Parto segnalando due importanti fenomeni in un Paese “calciocentrico”: l’attenzione crescente attorno al mondo del Rugby e l’attenzione mediatica, costruita in maniera egregia dalla Rai, sulle Parolimpiadi di Rio 2016. Io credo che questi siano due segnali importanti. In entrambi i casi si amplia lo spettro di cosa significa sport. Oltre il calcio, appunto, oltre al competizione, lo sport è qualità della vita, sia in senso fisico, sia in senso morale e valoriale. Oggi riuscire a trasmettere, non solo durante i grandi eventi,  tutti i valori dello sport non solo è la vera sfida della comunicazione, ma anche la grande opportunità. Verso una società sempre più sedentaria e che affronta nuove malattie o forme di allergie e intolleranze, lo sport e la sua comunicazione possono essere messaggio e pratica di stili di vita corretti.  Di fronte al bullismo che sembra sempre più cattivo, la comunicazione sportiva può diventare veicolo di sentimenti quali rispetto, lealtà, coesione dei gruppi, attenzione verso chi ha diverse abilità, appunto.
in un mondo che costruisce muri e punta all’individualismo, lo sport può riportare in auge i valori della solidarietà e del gioco di squadra.

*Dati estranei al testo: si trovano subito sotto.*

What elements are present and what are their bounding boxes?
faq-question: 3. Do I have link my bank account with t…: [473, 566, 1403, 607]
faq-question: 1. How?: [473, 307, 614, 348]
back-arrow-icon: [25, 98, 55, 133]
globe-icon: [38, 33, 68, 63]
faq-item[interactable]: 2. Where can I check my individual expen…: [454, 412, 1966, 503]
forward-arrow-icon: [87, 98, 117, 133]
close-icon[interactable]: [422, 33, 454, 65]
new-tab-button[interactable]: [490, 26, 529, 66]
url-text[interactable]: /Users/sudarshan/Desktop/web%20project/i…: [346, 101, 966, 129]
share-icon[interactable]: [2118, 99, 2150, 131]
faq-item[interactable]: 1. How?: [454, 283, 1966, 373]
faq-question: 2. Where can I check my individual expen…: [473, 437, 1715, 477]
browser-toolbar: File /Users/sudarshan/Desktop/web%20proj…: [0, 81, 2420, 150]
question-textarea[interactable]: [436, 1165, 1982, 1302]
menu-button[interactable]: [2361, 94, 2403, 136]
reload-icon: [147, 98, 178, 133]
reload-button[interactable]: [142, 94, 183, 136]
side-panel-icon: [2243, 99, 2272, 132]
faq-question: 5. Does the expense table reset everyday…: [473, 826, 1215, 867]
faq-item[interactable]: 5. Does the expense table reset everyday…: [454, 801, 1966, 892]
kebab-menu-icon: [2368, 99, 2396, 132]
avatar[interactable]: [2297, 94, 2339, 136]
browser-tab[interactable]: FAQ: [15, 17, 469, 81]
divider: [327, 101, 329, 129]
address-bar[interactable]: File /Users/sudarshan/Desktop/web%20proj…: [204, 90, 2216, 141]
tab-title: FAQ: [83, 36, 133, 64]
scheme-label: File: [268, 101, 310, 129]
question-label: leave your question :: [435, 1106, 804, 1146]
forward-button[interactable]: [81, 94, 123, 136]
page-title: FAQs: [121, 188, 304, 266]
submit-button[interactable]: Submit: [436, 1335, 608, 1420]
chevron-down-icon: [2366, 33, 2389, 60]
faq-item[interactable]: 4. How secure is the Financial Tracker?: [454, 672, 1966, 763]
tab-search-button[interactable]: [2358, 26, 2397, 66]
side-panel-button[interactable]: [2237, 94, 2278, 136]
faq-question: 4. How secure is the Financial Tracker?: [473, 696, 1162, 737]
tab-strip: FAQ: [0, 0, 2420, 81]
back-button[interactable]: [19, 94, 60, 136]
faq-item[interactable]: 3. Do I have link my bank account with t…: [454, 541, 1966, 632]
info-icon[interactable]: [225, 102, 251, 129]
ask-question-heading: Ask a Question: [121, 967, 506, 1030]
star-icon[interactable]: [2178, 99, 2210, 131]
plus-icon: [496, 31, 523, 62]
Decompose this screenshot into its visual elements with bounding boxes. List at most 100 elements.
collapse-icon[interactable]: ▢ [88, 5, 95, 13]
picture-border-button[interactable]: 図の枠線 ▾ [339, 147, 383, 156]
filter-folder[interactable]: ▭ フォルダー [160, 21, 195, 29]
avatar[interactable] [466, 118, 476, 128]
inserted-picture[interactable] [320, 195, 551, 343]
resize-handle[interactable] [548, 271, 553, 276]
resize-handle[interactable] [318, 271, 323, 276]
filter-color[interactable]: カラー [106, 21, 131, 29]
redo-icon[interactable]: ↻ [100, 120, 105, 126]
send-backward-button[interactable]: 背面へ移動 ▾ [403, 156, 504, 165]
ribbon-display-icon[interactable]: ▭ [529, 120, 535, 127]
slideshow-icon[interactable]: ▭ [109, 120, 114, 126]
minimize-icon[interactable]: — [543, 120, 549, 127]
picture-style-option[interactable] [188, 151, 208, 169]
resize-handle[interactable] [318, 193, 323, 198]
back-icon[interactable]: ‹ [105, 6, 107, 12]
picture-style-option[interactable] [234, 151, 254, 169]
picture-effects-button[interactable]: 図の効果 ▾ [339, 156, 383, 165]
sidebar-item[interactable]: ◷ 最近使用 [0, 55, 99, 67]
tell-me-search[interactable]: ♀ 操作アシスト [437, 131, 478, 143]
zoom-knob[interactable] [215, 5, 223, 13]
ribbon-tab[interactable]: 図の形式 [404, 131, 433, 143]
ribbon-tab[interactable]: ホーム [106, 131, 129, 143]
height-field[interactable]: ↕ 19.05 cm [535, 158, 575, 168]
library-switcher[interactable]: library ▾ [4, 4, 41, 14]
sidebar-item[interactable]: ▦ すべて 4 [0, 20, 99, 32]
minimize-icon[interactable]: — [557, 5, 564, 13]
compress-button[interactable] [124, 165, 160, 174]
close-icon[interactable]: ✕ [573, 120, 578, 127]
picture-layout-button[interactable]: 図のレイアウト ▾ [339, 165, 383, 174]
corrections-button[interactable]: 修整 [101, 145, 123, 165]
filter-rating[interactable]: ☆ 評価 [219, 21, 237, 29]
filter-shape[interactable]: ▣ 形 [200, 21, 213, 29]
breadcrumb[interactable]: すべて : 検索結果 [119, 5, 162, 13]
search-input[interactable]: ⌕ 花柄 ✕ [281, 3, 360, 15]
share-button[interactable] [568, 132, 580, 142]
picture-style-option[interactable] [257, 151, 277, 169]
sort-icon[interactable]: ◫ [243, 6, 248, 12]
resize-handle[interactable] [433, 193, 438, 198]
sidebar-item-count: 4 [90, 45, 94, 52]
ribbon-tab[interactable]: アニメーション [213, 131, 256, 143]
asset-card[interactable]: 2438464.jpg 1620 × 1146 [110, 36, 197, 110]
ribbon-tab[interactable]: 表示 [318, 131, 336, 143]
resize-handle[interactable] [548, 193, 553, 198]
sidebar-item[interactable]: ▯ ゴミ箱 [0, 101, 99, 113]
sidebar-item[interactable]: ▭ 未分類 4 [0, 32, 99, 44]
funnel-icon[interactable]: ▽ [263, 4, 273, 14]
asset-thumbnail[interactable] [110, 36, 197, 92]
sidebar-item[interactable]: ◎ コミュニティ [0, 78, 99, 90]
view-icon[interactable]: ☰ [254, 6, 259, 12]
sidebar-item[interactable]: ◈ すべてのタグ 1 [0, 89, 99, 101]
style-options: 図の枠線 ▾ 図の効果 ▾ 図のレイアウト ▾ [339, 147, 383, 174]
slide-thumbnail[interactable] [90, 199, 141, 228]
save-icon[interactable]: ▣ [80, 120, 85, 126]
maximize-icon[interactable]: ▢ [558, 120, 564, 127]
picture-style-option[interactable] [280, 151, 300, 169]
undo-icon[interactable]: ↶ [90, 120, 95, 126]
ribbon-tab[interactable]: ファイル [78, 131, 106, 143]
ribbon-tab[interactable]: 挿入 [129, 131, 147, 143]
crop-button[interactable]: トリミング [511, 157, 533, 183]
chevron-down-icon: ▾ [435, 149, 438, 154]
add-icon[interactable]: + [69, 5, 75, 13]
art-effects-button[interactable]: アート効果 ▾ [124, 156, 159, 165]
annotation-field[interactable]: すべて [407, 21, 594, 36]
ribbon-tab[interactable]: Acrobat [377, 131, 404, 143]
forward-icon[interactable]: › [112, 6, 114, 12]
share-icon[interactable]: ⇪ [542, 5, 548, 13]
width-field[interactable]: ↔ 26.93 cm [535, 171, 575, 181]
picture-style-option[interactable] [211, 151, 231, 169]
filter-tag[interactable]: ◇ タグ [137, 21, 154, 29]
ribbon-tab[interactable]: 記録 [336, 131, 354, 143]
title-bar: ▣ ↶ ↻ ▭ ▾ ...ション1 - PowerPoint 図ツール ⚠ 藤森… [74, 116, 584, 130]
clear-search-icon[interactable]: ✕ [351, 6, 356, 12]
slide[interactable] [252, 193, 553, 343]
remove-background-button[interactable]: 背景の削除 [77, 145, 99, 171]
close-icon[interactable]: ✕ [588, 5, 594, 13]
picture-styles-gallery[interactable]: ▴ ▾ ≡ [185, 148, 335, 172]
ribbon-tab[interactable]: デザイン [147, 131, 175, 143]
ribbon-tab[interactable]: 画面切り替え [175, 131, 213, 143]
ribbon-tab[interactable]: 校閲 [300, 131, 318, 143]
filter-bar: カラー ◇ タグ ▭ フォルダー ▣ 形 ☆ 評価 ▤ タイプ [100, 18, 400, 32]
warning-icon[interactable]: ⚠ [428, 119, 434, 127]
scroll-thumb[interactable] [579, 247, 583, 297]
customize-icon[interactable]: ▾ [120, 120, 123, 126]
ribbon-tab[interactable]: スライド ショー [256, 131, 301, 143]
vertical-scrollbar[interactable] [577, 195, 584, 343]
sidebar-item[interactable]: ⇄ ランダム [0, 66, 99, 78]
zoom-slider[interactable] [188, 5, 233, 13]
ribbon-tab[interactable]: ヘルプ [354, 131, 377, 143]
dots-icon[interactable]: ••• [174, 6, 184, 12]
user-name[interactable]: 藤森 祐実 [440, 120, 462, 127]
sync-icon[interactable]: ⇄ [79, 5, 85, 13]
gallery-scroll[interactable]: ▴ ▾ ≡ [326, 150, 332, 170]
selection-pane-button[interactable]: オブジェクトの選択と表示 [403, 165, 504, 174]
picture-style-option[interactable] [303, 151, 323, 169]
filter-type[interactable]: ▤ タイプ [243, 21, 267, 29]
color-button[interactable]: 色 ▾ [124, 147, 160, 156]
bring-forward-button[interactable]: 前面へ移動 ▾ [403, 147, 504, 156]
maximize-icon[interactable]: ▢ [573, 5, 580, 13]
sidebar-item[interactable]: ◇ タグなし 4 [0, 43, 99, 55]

5)       Ancora, proprio in linea con l’ambito dell’innovazione, e andando ,magari un po’ fuori dal “suo” seminato, le chiediamo in relazione ad uno dei temi più in auge, anche nel nostro magazine, che è quello dell’ Industria 4.0: cosa ne pensa di questo tema? Secondo lei anche in relazione alla forza lavoro, quanto bene può fare al nostro Paese questa nuova frontiera di settore? In che modalità?

Come già detto, credo che ogni evoluzione vada studiata, conosciuta e regolata per coglierne tutte le possibilità e cercare di limitarne danni e storture, Vista dal mio osservatorio, ovvero di una persona disabile che lavora ogni giorno perché ciascun cittadino, con le sue diverse abilità possa trovare il suo posto nella società e possa trovare il modo per realizzare a pieno la sua cittadinanza, l’industri 4.0 può essere un’occasione.

Certo, essendo un mondo nuovo, la quarta rivoluzione industriale come la chiama qualcuno, occorrerà guardarla e affrontarla con occhi e paradigmi nuovi. Certamente si perderanno funzioni nella parte di hardskill e strettamente legati alla produzione, ma aumenteranno gli spazi per le soft skills, le capacità, la creatività, il pensiero organizzativo.  La vera sfida per le persone e per il lavoro delle persone, sarà giocata sulla raccolta e interpretazione dei big data. Ma sarà fondamentale quella che una volta si chiamava l’interazione uomo-macchina, non solo in termini ergonomici e dal alto produzione. I nuovi lavoratori, i nuovi designer, i nuovi ingegneri dovranno fare sempre più i conti con l’universal design e l’usabilità di prodotti, che siano questi materiali o digitali. E, proprio in questa ottica e in questi campi credo che si possano aprire importanti opportunità per le persone con diverse abilità, ampliando lo spazio per una cittadinanza piena e cosnapevole.

6)    Riprendendo il legame tra sport e riabilitazione motoria, vorremmo ora fare cenno ad una fondazione del Lazio tra le prime in Europa nel campo delle neuroscienza e della riabilitazione all’interno del quale lei è stata coinvolta in prima persona: che ruolo ha avuto nel suo percorso di crescita l’IRCCS Santa Lucia e che ricordo ha della sua esperienza presso la Fondazione? Quali sono, secondo lei, le priorità e le necessità per salvaguardare questa struttura in un periodo come quello recente che l’ha vista in crisi?

Ho trascorso al S. Lucia tantissimi anni, dal 1989 al 2001, ho avuto al mio fianco persone qualificate e appassionate che mi hanno saputo aiutare non solamente in ambito fisioterapico ma anche dal punto di vista umano, soprattutto durante l’adolescenza.

La Fondazione S. Lucia ha una struttura complessa composta anche dalla parte della ricerca che va tutelata perché dai risultati può migliorare la qualità della vita delle persone. Inoltre la riabilitazione è eccellente, da questa dipende la possibilità di miglioramento delle persone. Queste strutture sono un patrimonio italiano ed europeo, per questo tutti dovrebbero fare la loro parte per tutelarle.